Embarrassé parce que la lutte contre la violence basée sur le genre (VBG) est un engagement personnel. Et la jeunesse consciente qui a mené cette lutte acharnée pour qu’une suite judiciaire soit donnée à cette histoire est essentiellement constituée de femmes et d’hommes pour qui j’ai un respect réciproque. Autant dire que je suis doublement concerné par cette affaire.

Embarrassé par la gravité des accusations. «Coups et blessures volontaires, séquestration et violence corporelle» ! Et pourtant, je ne suis pas surpris par la virulence des attaques contre le jeune artiste. En effet on se dit que, surfant sur l’argent et le succès, nos jeunes stars poussent aisément le vice à la limite du sadisme ne voyant aucune limite morale ou humaine à leurs actes. Et je vous dis qu’il y a pire aujourd’hui dans le showbiz malien que ce pourquoi la carrière de Sidiki Diabaté est compromise aujourd’hui.

Loin de moi toute volonté d’absoudre quelqu’un de ses péchés ou de faire l’avocat du diable. Mais, en âme et conscience, je pense qu’il y a beaucoup de zones d’ombre dans cette affaire. Comment une jeune dame saine d’esprit et qui a des parents à Bamako a pu endurer ce «châtiment» pendant 7 années sans avoir aucune opportunité de s’échapper, de confier son malheur à quelqu’un ?

Cela me surprend d’autant plus qu’elle s’affichait heureuse en public aux côtés de son amoureux traité aujourd’hui en démon pour les sévices qu’il lui a fait subir. Mais tout est possible dans ce pays, surtout que depuis qu’on a vu des otages revenir de plus de six mois de captivité plus reluisant qu’au moment de leur enlèvement.

Sans compter que notre société est de plus en plus pourrie au niveau de presque toutes les couches d’âges. Il n’y a plus de repère, donc plus de retenue. On rivalise dans le vice, dans la débauche. Aujourd’hui, pour satisfaire leur goût du luxe, des jeunes filles et garçons sont prêts à tout, à tout supporter. Y compris au sado-machisme. Et je vous assure que pour assouvir leur goût du luxe, elles sont prêtes à supporter des pratiques et des traitements plus humiliants et plus avilissants que les blessures physiques, que les châtiments corporels. Et malheureusement, ces jeunes ne s’imposent aucune ligne rouge à ne pas franchir.

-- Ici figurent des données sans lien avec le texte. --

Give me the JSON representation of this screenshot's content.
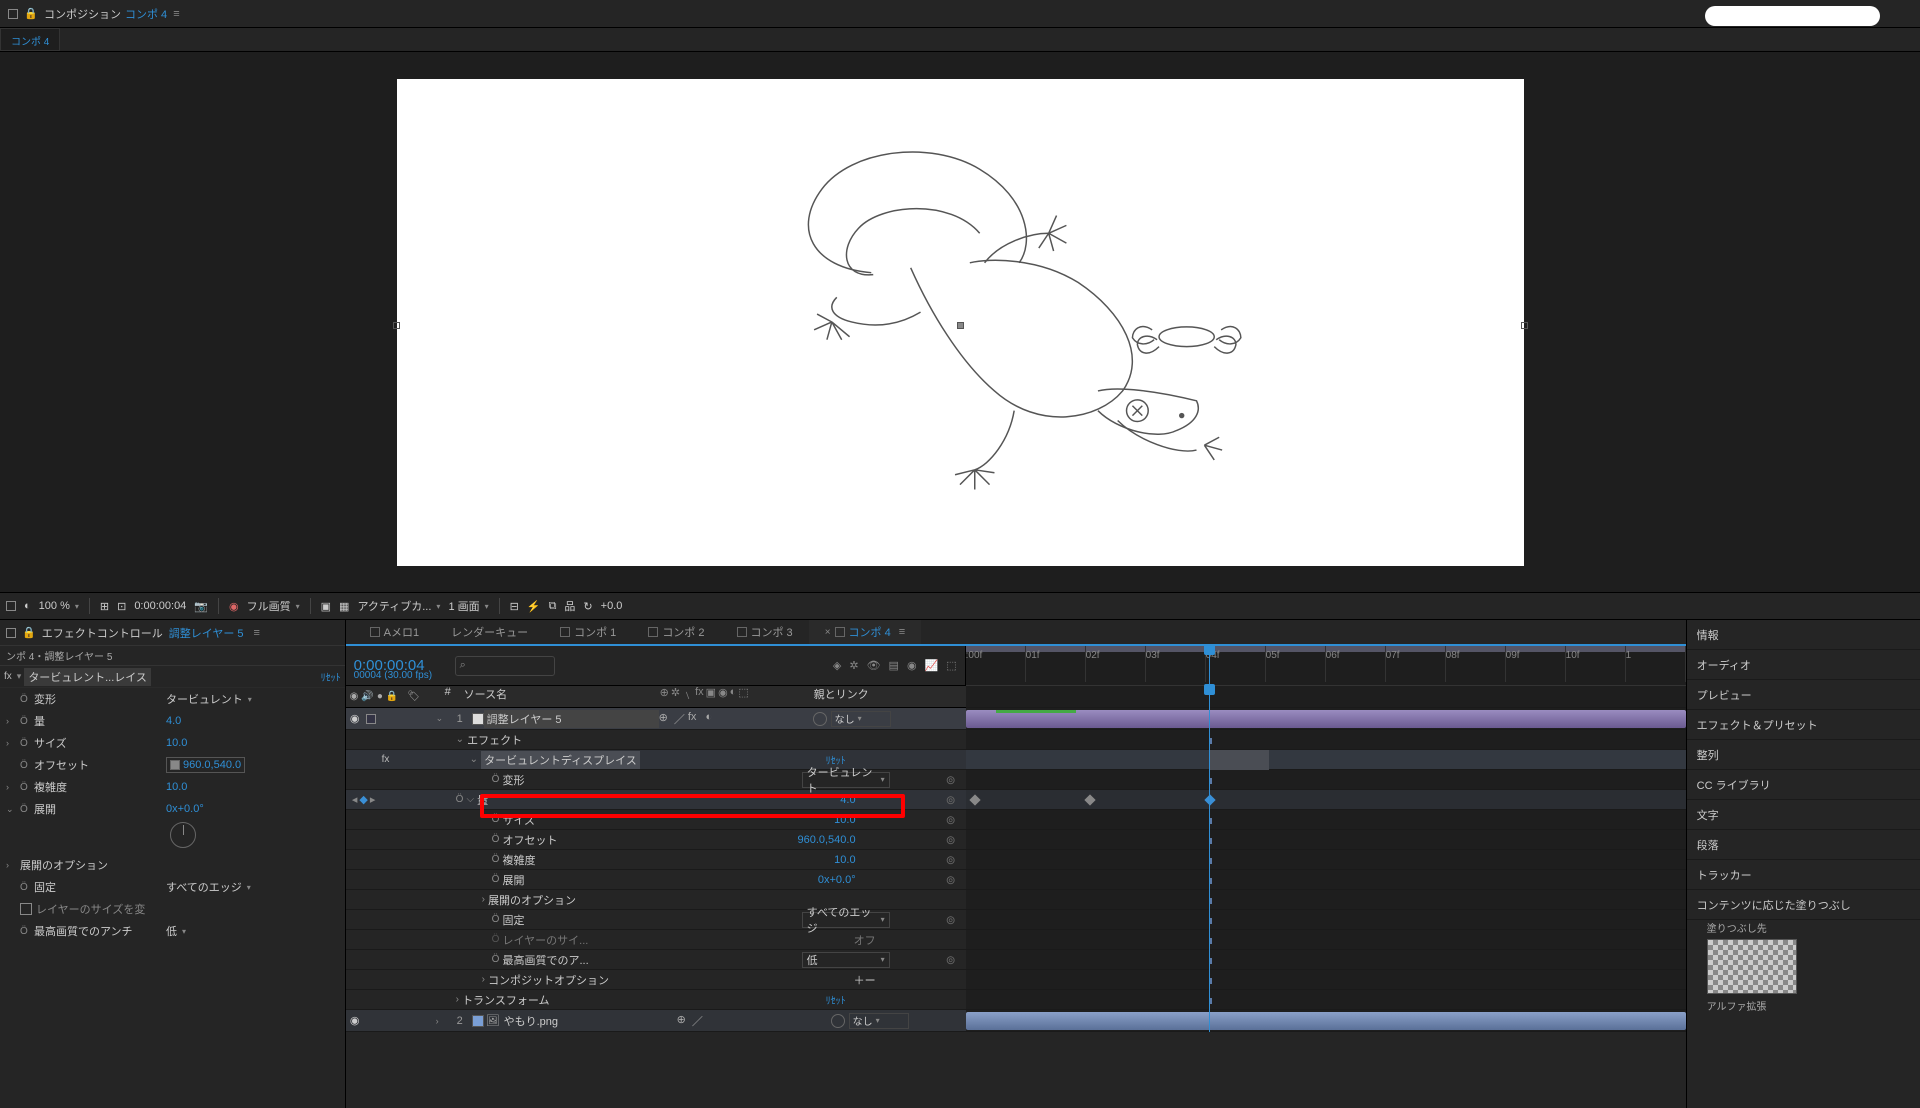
{
  "header": {
    "prefix": "コンポジション",
    "comp_name": "コンポ 4"
  },
  "tab": "コンポ 4",
  "viewer_toolbar": {
    "zoom": "100 %",
    "timecode": "0:00:00:04",
    "quality": "フル画質",
    "view_mode": "アクティブカ...",
    "views": "1 画面",
    "exposure": "+0.0"
  },
  "effect_panel": {
    "title_prefix": "エフェクトコントロール",
    "title_layer": "調整レイヤー 5",
    "breadcrumb": "ンポ 4・調整レイヤー 5",
    "effect_name": "タービュレント...レイス",
    "reset": "ﾘｾｯﾄ",
    "props": {
      "henkei": {
        "label": "変形",
        "value": "タービュレント"
      },
      "ryou": {
        "label": "量",
        "value": "4.0"
      },
      "size": {
        "label": "サイズ",
        "value": "10.0"
      },
      "offset": {
        "label": "オフセット",
        "value": "960.0,540.0"
      },
      "complex": {
        "label": "複雑度",
        "value": "10.0"
      },
      "tenkai": {
        "label": "展開",
        "value": "0x+0.0°"
      },
      "tenkai_opt": "展開のオプション",
      "kotei": {
        "label": "固定",
        "value": "すべてのエッジ"
      },
      "layer_size": "レイヤーのサイズを変",
      "best_aa": {
        "label": "最高画質でのアンチ",
        "value": "低"
      }
    }
  },
  "timeline": {
    "tabs": [
      "Aメロ1",
      "レンダーキュー",
      "コンポ 1",
      "コンポ 2",
      "コンポ 3",
      "コンポ 4"
    ],
    "active_tab": 5,
    "time": "0:00:00:04",
    "time_sub": "00004 (30.00 fps)",
    "col_num": "#",
    "col_src": "ソース名",
    "col_parent": "親とリンク",
    "parent_none": "なし",
    "ticks": [
      ":00f",
      "01f",
      "02f",
      "03f",
      "04f",
      "05f",
      "06f",
      "07f",
      "08f",
      "09f",
      "10f",
      "1"
    ],
    "layer1": {
      "num": "1",
      "name": "調整レイヤー 5"
    },
    "eff_header": "エフェクト",
    "eff_name": "タービュレントディスプレイス",
    "reset": "ﾘｾｯﾄ",
    "p_henkei": {
      "label": "変形",
      "value": "タービュレント"
    },
    "p_ryou": {
      "label": "量",
      "value": "4.0"
    },
    "p_size": {
      "label": "サイズ",
      "value": "10.0"
    },
    "p_offset": {
      "label": "オフセット",
      "value": "960.0,540.0"
    },
    "p_complex": {
      "label": "複雑度",
      "value": "10.0"
    },
    "p_tenkai": {
      "label": "展開",
      "value": "0x+0.0°"
    },
    "p_tenkai_opt": "展開のオプション",
    "p_kotei": {
      "label": "固定",
      "value": "すべてのエッジ"
    },
    "p_layer_size": {
      "label": "レイヤーのサイ...",
      "value": "オフ"
    },
    "p_best": {
      "label": "最高画質でのア...",
      "value": "低"
    },
    "p_compop": {
      "label": "コンポジットオプション",
      "value": "＋ー"
    },
    "transform": "トランスフォーム",
    "layer2": {
      "num": "2",
      "name": "やもり.png"
    }
  },
  "right": {
    "items": [
      "情報",
      "オーディオ",
      "プレビュー",
      "エフェクト＆プリセット",
      "整列",
      "CC ライブラリ",
      "文字",
      "段落",
      "トラッカー",
      "コンテンツに応じた塗りつぶし"
    ],
    "fill_label": "塗りつぶし先",
    "alpha_label": "アルファ拡張"
  }
}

Entourés de ceux qui font embellir leurs erreurs afin de profiter de leur succès

Sous l’emprise de la drogue et des fortes liqueurs, ces jeunes branchés sont capables de tout, des pires atrocités. Ceux qui ont encore le courage de se rendre dans les discothèques fréquentées par cette nouvelle Jet-set bamakoise ne diront pas le contraire. Financièrement indépendants, ce sont des jeunes qui vivent loin des parents et qui sont entourés souvent par des gens plus vicieux qu’eux et qui profitent de leur fortune. Comme le dit Kery James, «il faut que tu choisisses tes amis parmi les meilleurs, pas parmi ceux qui ne font qu’embellir tes erreurs» !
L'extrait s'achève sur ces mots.